Carrie, how could you?

The second most disappointing thing about Voyage of the Dawn Treader was Carrie Underwood. She wrote the song that will probably be competing for the Academy Award for best song. I was watching the credits for once because I wanted to see where they filmed the movie (New Zealand, of course). So I could not miss Carrie singing one of those songs that is religious without any Jesus in it. I think it is probably exactly the kind of song Lewis would have had Wormwood producing in the Screwtape Letters to make sure humans are fed light faith that doesn’t even need to be tempted.

Here is the most delusion-inducing stanza:

We can be the kings and queens of anything if we believe.
It’s written in the stars that shine above,
a world where you and I belong, where faith and love will keep us strong,
exactly who we are is just enough
there’s a place for us, there’s a place for us.

I’m sure Carrie means well. And if one listens to the whole lyric with Jesus in mind, it is easy to supply the truth that is not stated.

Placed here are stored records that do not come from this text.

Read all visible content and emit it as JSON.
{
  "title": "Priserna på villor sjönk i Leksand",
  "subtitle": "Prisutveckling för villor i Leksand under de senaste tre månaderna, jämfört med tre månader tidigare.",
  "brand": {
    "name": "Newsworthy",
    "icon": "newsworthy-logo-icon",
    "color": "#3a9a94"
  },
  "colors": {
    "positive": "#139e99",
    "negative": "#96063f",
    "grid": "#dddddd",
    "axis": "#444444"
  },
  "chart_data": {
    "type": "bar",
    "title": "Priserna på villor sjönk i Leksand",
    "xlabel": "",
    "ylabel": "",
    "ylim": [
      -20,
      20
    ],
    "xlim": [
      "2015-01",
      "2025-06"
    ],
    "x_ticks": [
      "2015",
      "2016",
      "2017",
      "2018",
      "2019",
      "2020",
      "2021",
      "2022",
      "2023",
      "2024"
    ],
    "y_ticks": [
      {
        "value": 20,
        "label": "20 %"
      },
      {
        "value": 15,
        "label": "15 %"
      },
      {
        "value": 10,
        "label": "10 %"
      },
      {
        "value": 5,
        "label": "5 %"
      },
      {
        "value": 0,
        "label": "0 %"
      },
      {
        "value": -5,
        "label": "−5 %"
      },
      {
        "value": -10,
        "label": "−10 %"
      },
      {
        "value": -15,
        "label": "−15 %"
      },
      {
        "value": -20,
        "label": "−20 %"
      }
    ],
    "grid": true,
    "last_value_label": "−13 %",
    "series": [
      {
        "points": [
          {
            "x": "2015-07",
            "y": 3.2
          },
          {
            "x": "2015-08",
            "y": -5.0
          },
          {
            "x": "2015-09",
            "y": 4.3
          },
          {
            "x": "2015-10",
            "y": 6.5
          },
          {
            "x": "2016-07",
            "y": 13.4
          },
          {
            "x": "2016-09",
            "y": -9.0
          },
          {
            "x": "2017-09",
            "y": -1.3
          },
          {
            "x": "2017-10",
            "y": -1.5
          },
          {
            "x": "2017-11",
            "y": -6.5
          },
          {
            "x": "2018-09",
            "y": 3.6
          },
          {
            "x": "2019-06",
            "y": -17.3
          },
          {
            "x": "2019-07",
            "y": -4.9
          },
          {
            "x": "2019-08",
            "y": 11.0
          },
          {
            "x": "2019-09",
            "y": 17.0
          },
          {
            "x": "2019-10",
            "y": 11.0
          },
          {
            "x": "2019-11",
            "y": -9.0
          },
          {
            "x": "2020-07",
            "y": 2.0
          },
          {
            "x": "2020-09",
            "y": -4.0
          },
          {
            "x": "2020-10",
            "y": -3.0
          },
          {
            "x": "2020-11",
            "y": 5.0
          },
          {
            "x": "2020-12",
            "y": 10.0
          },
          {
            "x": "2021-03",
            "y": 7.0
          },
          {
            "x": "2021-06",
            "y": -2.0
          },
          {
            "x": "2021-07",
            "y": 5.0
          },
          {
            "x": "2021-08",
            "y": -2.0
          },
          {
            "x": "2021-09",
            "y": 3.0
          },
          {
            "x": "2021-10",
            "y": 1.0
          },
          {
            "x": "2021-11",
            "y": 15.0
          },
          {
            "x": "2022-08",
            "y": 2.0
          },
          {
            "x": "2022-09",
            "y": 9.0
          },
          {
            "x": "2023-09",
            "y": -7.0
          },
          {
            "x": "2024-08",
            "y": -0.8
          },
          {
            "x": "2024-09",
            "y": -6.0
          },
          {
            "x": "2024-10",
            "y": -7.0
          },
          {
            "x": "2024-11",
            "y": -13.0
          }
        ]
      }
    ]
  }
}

But she could have least said, “If Aslan rips your skin off you have a chance to live.” She might have said, like the movie even said, “If you meet the Aslan of our world, who goes by another name you can enter that place for you.” Instead, she ended the watered-down tale by watering it down even more. I tuned to Gwen and said, “What is this b.s. song doing here?” (That’s my problem, of course.) Love you Carrie, but shame on you. You should have let Jesus take the wheel on that one.

I hope you enjoy The Voyage of the Dawn Treader. It is fun. There are moments that are moving and mysterious. It does not miss all the Christian underpinning it should have. It is a good tale. If you unmuzzle Jesus while you are there, it will actually be a growth experience, too: receiving what is given and lamenting what is not.